For my J-Term class this year, I chose a course titled “Action to Advocacy” (taught by the awesome Amy Gilliland). Going into January, I was not quite sure what this class would be like or, truthfully, even what the class was all about. It ended up focusing on the issues of poverty, hunger, and homelessness: what they are and how we can help.

The class was assigned to read “Toxic Charity” by Robert D. Lupton (a really eye-opening book, which I highly suggest if you’re interested in learning more about poverty). During our time in the class, we talked about what kind of charity helped and what kind hurt the poor. As a final, we all presented a PowerPoint on some aspect of poverty, homelessness or hunger and came up with possible solutions.

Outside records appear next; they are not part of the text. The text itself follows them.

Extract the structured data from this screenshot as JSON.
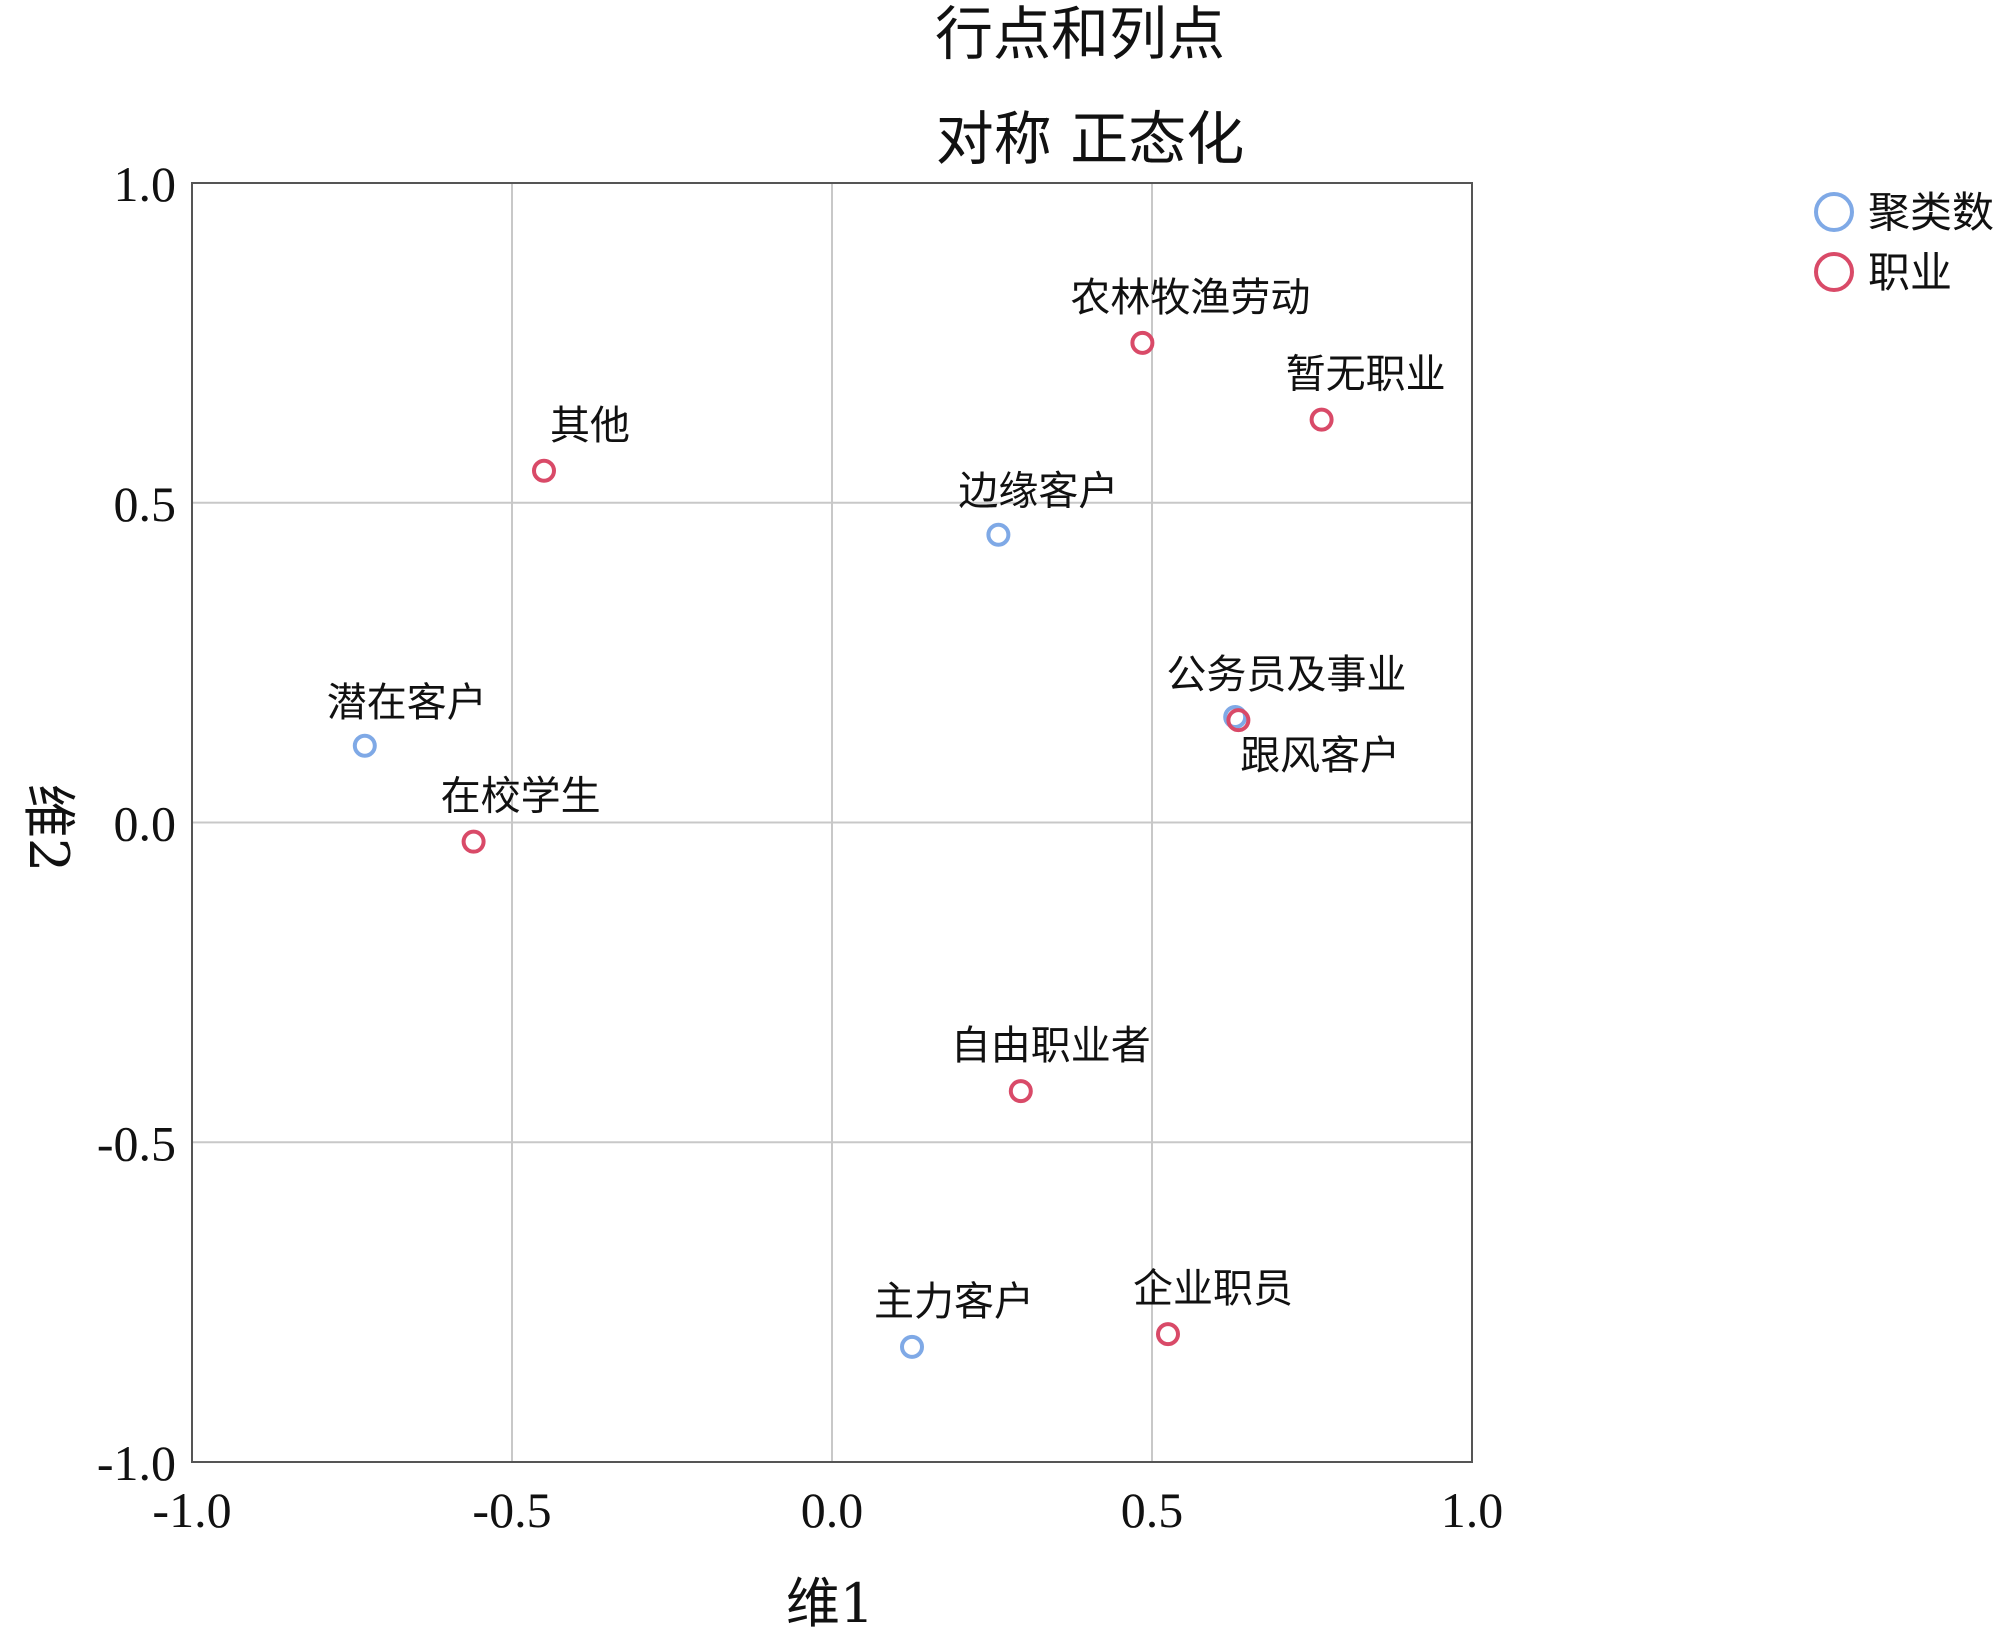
{
  "chart_data": {
    "type": "scatter",
    "title_line1": "行点和列点",
    "title_line2": "对称  正态化",
    "xlabel": "维1",
    "ylabel": "维2",
    "xlim": [
      -1.0,
      1.0
    ],
    "ylim": [
      -1.0,
      1.0
    ],
    "xticks": [
      "-1.0",
      "-0.5",
      "0.0",
      "0.5",
      "1.0"
    ],
    "yticks": [
      "1.0",
      "0.5",
      "0.0",
      "-0.5",
      "-1.0"
    ],
    "grid": true,
    "legend_position": "top-right",
    "series": [
      {
        "name": "聚类数",
        "color": "#7fa9e6",
        "points": [
          {
            "label": "边缘客户",
            "x": 0.26,
            "y": 0.45
          },
          {
            "label": "潜在客户",
            "x": -0.73,
            "y": 0.12
          },
          {
            "label": "跟风客户",
            "x": 0.63,
            "y": 0.165
          },
          {
            "label": "主力客户",
            "x": 0.125,
            "y": -0.82
          }
        ]
      },
      {
        "name": "职业",
        "color": "#d94a68",
        "points": [
          {
            "label": "农林牧渔劳动",
            "x": 0.485,
            "y": 0.75
          },
          {
            "label": "暂无职业",
            "x": 0.765,
            "y": 0.63
          },
          {
            "label": "其他",
            "x": -0.45,
            "y": 0.55
          },
          {
            "label": "公务员及事业",
            "x": 0.635,
            "y": 0.16
          },
          {
            "label": "在校学生",
            "x": -0.56,
            "y": -0.03
          },
          {
            "label": "自由职业者",
            "x": 0.295,
            "y": -0.42
          },
          {
            "label": "企业职员",
            "x": 0.525,
            "y": -0.8
          }
        ]
      }
    ]
  }
}
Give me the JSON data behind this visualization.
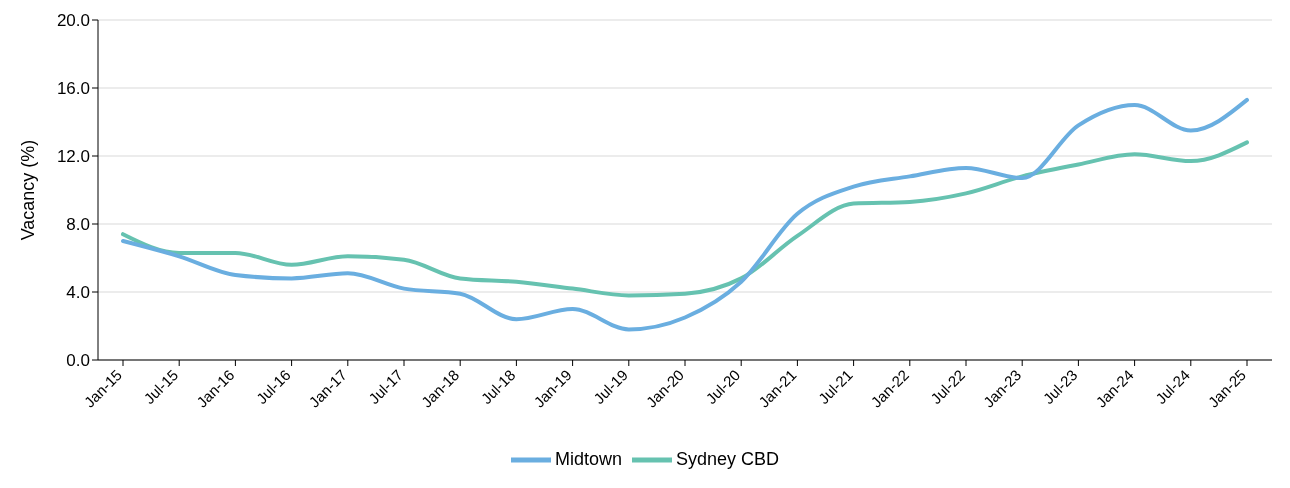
{
  "chart_data": {
    "type": "line",
    "ylabel": "Vacancy (%)",
    "categories": [
      "Jan-15",
      "Jul-15",
      "Jan-16",
      "Jul-16",
      "Jan-17",
      "Jul-17",
      "Jan-18",
      "Jul-18",
      "Jan-19",
      "Jul-19",
      "Jan-20",
      "Jul-20",
      "Jan-21",
      "Jul-21",
      "Jan-22",
      "Jul-22",
      "Jan-23",
      "Jul-23",
      "Jan-24",
      "Jul-24",
      "Jan-25"
    ],
    "series": [
      {
        "name": "Sydney CBD",
        "color": "#66c2b0",
        "values": [
          7.4,
          6.3,
          6.3,
          5.6,
          6.1,
          5.9,
          4.8,
          4.6,
          4.2,
          3.8,
          3.9,
          4.8,
          7.3,
          9.2,
          9.3,
          9.8,
          10.8,
          11.5,
          12.1,
          11.7,
          12.8
        ]
      },
      {
        "name": "Midtown",
        "color": "#6aaee0",
        "values": [
          7.0,
          6.1,
          5.0,
          4.8,
          5.1,
          4.2,
          3.9,
          2.4,
          3.0,
          1.8,
          2.5,
          4.6,
          8.6,
          10.2,
          10.8,
          11.3,
          10.7,
          13.8,
          15.0,
          13.5,
          15.3
        ]
      }
    ],
    "ylim": [
      0,
      20
    ],
    "yticks": [
      {
        "value": 0,
        "label": "0.0"
      },
      {
        "value": 4,
        "label": "4.0"
      },
      {
        "value": 8,
        "label": "8.0"
      },
      {
        "value": 12,
        "label": "12.0"
      },
      {
        "value": 16,
        "label": "16.0"
      },
      {
        "value": 20,
        "label": "20.0"
      }
    ],
    "grid": "y",
    "legend": "bottom",
    "marker": "none",
    "line_style": "solid"
  }
}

The class was an extreme wake up call; it made me realize just how lucky and fortunate I am. It also revealed how invisible these issues tend to be. We all participated in several different organizations which help to pacify these issues.

We began at Second Harvest Food Bank, where we packaged cereal to go to hungry people. Our next trip was to Community Food Connection. Here, we put together food packages, cut box tops and handed out the parcels. Our final trip was to Welcome Table. We served dinner to anyone who needed it at New Providence Presbyterian Church. Our class was also meant to also visit KARM (Knoxville Area Rescue Mission), but the snow trapped us in Maryville.

There are so many ways to be an advocate and so many issues that need a voice. If anything, the J-Term class I took taught me to never stop fighting for what I believe in. Once, my dad told me “some things are worth getting arrested for.” Take that as you will, but it reminds me not to just be a passer by. We can all make a difference if we are brave enough.